Epithelial integrity, recurrence of erosion, and decreased size of the PED on the patient's cornea were evaluated postoperatively (1st day, 3rd day, and every week) using slit lamp examination. In addition, the presence of corneal erosion, opacity, and neovascularization on the donor's cornea were evaluated. A clinical success was defined as intact epithelium that was maintained for longer than 4 weeks.

The cultivated epithelial sheet on the donor cornea was well differentiated and multilayered in appearance; they looked normal under the light microscope. They showed markedly stratified epithelia with cuboidal basal epithelial cells and a scanty cytoplasm. The epithelialization on the AM of the donor cornea was completed 2 weeks after expansion. After that time, they showed a well-formed hemidesmosome under the electron microscope (Fig. 1B, C). The calculated hemidesmosome density was 4.3±1.2/2.25 µm, 4.0±1.6/2.25 µm, and 4.2±0.6/2.25 µm at 2, 3, and 7 weeks of culture, respectively.

On immunohistochemical staining of case 1, p63, connexin 43, and integrin β4, were expressed in the epithelial sheet representing well-developed adhesion complexes, intercellular junctions, and the existence of epithelial cells (Fig. 2).

The epithelium that was expanded on the donor cornea was transparent and clear just like normal corneal epithelium. Clinically, the PED of the recipient's cornea was healed with these epithelial sheets (Fig. 3, 4). However, a bandage contact lens was needed to protect the cornea because of its fragility. In detail, the surface of cornea was covered with in vivo expanded epithelium, but a slight small sized erosion was present. The in vivo grown corneal epithelium functioned successfully in all cases; the clinical success rate was 100%. The PED in all cases was covered by 2 weeks after surgery (average 2 weeks). The transplanted epithelium was maintained for 5, 4, and 27 weeks on each of the patient's cornea, respectively (average 12 weeks).
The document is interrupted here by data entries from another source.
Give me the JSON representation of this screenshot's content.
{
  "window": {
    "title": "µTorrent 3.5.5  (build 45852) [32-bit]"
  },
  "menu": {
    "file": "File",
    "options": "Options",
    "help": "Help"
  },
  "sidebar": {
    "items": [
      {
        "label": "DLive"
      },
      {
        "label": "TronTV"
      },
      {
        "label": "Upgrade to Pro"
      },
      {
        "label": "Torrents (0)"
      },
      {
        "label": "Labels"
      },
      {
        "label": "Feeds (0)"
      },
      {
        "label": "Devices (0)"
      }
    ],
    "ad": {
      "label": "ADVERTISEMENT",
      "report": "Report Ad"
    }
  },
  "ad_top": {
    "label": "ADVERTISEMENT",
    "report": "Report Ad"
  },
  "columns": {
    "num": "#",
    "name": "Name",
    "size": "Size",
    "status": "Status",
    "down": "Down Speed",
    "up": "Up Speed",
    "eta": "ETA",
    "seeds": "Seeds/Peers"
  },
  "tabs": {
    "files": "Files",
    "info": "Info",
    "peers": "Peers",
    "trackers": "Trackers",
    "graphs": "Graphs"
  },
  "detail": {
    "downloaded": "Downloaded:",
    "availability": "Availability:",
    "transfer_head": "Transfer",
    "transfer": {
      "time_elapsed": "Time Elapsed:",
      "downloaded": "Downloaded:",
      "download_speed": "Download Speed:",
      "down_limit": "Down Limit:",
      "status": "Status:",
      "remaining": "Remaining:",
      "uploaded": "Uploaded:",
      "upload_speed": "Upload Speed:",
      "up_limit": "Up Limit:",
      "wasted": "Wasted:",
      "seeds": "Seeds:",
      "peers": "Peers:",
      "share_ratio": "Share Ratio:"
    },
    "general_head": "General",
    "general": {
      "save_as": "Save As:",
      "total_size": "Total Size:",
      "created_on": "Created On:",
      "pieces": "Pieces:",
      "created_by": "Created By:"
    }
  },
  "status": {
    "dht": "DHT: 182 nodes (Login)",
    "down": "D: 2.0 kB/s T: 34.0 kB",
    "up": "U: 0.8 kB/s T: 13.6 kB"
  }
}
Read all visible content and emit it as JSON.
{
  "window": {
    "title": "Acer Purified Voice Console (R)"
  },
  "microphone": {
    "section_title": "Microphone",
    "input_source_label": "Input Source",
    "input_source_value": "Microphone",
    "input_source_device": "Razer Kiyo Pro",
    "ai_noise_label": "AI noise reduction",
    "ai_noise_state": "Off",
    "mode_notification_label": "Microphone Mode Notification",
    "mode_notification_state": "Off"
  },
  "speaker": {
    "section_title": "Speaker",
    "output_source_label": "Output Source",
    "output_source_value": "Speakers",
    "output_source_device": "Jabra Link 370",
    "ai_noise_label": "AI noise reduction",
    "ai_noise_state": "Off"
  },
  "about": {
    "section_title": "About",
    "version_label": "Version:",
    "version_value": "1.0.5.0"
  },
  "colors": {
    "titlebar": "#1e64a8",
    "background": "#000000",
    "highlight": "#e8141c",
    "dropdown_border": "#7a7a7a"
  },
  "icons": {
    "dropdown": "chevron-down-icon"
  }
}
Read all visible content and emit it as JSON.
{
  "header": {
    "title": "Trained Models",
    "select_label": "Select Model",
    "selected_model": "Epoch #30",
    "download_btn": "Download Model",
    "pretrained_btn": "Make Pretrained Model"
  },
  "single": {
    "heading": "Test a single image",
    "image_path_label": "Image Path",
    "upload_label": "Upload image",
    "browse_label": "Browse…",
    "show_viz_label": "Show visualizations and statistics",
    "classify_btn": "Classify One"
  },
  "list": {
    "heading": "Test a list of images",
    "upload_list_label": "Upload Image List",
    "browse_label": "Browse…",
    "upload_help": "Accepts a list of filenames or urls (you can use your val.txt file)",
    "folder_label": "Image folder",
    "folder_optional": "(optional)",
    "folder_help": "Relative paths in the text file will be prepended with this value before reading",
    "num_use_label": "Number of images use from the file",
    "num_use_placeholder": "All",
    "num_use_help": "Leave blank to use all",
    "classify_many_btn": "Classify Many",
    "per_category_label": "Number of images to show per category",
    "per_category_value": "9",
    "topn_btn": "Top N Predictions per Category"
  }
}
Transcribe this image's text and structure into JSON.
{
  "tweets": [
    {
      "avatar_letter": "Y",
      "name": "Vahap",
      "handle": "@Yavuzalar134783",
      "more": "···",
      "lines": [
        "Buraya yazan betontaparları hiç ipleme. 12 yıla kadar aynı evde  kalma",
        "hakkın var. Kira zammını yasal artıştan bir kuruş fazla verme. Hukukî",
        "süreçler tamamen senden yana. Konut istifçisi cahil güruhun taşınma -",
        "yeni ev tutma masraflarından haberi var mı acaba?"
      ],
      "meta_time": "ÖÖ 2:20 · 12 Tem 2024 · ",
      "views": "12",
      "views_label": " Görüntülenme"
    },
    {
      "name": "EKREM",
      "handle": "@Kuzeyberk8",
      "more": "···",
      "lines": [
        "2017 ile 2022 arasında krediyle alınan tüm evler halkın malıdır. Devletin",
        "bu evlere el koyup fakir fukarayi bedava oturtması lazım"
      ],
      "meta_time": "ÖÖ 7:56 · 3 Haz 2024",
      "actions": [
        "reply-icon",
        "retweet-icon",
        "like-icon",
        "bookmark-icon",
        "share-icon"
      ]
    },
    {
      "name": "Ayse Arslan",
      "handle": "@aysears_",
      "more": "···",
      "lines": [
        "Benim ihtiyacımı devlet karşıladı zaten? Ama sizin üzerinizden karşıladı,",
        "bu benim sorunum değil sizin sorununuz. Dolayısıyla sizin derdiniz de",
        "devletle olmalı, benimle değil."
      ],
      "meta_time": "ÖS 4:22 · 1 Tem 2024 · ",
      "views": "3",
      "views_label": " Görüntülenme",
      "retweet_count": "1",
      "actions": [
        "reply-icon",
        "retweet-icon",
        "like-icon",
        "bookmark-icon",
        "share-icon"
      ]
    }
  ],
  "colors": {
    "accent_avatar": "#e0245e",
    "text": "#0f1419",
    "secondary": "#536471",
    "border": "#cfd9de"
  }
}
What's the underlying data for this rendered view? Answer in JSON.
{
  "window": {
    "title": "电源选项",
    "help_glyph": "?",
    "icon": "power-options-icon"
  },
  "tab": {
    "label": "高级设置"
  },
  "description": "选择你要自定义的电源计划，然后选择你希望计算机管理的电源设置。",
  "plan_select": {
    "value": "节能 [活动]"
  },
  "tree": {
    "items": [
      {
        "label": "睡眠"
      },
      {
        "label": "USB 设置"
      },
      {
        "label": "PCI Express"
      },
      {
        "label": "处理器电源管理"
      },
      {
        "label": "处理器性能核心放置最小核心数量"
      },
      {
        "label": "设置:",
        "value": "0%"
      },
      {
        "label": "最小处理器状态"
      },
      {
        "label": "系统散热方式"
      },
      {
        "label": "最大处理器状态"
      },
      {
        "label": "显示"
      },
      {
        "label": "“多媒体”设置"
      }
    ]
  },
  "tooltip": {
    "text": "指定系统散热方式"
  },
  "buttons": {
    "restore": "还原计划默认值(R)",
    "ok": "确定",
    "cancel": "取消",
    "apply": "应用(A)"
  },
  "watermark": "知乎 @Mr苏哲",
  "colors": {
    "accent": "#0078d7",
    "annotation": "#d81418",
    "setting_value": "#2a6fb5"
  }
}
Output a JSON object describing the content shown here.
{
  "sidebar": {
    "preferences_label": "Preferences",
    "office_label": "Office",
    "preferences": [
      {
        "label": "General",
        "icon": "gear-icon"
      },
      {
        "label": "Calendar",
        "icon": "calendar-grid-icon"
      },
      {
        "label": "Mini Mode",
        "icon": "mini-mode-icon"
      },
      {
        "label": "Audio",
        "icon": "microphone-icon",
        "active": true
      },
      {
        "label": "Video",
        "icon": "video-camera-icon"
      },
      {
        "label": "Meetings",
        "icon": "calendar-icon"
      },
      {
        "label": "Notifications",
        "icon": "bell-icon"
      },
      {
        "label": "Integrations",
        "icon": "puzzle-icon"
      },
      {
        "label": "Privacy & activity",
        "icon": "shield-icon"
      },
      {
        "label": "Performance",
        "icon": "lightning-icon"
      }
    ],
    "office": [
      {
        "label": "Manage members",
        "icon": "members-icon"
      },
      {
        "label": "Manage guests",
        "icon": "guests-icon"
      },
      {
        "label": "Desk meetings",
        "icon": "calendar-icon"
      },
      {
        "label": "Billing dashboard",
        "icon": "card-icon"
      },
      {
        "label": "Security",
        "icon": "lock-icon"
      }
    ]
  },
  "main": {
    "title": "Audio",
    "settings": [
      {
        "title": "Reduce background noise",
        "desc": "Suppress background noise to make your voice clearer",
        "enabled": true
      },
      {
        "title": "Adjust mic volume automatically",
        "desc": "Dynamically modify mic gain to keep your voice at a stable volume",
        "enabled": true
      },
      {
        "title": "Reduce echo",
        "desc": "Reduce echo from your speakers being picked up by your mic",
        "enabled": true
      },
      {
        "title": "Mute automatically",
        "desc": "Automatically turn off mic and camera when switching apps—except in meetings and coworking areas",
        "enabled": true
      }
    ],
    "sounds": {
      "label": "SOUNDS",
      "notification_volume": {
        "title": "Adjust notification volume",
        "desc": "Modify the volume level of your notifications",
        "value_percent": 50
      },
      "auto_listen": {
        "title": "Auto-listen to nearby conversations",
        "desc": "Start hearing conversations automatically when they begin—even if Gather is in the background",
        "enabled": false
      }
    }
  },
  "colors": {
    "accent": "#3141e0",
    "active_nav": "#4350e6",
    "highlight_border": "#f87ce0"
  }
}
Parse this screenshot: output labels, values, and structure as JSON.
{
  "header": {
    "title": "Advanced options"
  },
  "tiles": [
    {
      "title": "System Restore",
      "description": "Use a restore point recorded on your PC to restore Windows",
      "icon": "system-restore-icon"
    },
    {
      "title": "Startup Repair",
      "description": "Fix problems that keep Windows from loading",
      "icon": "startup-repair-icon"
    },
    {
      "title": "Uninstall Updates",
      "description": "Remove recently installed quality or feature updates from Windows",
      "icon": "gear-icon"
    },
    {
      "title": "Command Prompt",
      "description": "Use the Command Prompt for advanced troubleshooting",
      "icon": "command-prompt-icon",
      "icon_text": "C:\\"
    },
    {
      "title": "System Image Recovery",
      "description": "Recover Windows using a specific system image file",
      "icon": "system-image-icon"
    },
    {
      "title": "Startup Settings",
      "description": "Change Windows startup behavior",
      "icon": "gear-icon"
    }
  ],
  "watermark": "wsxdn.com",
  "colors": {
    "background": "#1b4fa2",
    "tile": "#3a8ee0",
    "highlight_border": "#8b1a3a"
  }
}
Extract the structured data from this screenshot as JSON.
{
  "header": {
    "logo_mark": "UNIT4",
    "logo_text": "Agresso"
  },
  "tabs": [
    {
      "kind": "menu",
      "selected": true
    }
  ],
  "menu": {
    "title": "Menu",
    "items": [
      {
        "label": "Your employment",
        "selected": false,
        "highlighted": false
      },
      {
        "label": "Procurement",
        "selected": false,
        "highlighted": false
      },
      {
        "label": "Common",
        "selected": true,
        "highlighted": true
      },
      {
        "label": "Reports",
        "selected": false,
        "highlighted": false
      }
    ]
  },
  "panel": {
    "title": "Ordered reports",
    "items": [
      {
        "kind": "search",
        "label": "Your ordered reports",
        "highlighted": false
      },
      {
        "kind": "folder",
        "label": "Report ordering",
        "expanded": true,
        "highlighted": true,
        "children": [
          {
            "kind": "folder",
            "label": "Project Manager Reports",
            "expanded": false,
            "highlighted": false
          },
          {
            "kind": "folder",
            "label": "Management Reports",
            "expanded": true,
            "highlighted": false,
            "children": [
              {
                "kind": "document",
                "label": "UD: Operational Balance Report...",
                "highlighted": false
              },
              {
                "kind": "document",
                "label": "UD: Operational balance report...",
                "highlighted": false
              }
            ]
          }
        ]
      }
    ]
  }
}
The PED recurred in cases 1 and 2 (SJS and severe alkali burn patients). A clear surface was maintained for 27 weeks in case 3, and was followed by a penetrating keratoplasty procedure. The donor cornea recovered completely without any complications at 1 week, 10 days after harvest. Complications such as recurrent erosion, corneal opacity, and neovasculization were not observed.